# girling 60 vs giling 54???



## 91jettakid (Feb 16, 2010)

*girling 60 vs girling 54???*

what would be the better upgrade for an mk2 jetta? what are the pros and cons for each?




_Modified by 91jettakid at 9:44 AM 5-4-2010_


----------



## 91jettakid (Feb 16, 2010)

*Re: girling 60 vs girling 54??? (91jettakid)*

Anyone?


----------



## Deadzero2005 (Apr 13, 2006)

*Re: girling 60 vs girling 54??? (91jettakid)*

Well I have the Girling 60 on my Corrado (Which was cake to install) and I love it. The next thing on the list to complimant the upgrade is a bigger Audi 90 Quattro Coupe Brake Master Cylinder 25.3mm (I believe). This will maximize the Girling 60 Caliper Bite.
It all depends on what ur going to be using the car for.....
If you are using the car for autox, track time trials, etc. I would use the Girling G54. Surface area is not as great as the Girling 60 but its a lighter caliper.
But if you have a modified street car that u want to make sure u stop before tattooing a foreign object, then I suggest u go with the Girling 60 along with the Brake Master Cylinder Upgrade (If it applies to ur car). http://****************.com/smile/emthup.gif http://****************.com/smile/emthup.gif


----------



## 91jettakid (Feb 16, 2010)

*Re: girling 60 vs girling 54??? (Deadzero2005)*

My car is just going to be a street car.

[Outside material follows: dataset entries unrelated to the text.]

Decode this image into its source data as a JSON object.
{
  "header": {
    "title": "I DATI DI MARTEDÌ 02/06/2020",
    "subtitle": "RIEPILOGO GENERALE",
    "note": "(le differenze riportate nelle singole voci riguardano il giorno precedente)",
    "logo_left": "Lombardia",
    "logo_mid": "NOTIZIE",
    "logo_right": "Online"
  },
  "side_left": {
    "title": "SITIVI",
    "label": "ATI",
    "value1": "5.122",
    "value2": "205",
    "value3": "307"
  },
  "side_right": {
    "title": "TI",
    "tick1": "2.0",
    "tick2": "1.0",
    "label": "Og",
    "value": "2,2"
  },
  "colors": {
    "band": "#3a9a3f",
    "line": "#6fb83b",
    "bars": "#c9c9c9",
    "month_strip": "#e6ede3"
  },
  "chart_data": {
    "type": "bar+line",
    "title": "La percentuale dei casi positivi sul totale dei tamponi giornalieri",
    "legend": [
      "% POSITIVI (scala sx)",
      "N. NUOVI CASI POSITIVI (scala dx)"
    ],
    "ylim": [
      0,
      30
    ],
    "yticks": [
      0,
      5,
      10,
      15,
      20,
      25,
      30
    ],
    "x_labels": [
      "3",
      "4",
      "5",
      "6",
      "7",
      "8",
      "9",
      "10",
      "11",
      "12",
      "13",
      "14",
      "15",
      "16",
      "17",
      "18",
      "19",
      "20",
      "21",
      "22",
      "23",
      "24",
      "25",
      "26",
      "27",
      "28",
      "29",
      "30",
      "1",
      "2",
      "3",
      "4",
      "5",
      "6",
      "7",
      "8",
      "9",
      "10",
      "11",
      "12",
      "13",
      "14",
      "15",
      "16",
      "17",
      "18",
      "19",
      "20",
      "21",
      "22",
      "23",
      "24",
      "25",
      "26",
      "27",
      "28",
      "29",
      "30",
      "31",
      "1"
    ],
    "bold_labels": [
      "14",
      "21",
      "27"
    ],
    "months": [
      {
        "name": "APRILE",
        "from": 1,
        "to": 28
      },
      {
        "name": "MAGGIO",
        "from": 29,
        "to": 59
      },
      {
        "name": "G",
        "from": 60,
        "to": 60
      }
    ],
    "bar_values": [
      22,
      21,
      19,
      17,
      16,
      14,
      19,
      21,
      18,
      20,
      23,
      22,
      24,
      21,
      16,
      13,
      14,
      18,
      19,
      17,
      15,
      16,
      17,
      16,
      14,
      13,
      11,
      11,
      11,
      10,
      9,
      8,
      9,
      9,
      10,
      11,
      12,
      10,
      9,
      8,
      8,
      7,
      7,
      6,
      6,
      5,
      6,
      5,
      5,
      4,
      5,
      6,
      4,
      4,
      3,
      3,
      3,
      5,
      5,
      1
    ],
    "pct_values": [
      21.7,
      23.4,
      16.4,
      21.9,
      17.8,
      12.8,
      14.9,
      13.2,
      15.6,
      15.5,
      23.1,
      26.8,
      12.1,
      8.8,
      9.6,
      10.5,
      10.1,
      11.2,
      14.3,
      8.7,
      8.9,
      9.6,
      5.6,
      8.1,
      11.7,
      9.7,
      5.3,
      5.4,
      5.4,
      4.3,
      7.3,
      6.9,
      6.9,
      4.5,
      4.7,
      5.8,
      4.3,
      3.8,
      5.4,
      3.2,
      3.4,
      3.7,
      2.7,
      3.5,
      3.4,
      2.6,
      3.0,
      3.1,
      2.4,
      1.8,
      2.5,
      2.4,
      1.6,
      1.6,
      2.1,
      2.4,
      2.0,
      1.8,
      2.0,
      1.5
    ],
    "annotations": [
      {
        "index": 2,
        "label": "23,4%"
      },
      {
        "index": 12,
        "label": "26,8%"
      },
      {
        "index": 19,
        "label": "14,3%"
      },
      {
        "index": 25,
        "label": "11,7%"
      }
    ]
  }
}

So I don't think the extra 10lbs will make a very noticable difference. And I just want it to be able to stop fast. 
Will the 25.3mm master cylinder bolt right on?


----------



## Deadzero2005 (Apr 13, 2006)

*Re: girling 60 vs girling 54??? (91jettakid)*

Iam not 100% sure on a MK2 Jetta but I know it bolts right up to the Corrado http://****************.com/smile/emthup.gif


----------



## 91jettakid (Feb 16, 2010)

*Re: girling 60 vs girling 54??? (Deadzero2005)*

I'm pretty sure it will because corrado master cylinders
fit. 
I think I'll just use my 22mm for now though. I don't really wanna spend
$150 on master cylinder atm


----------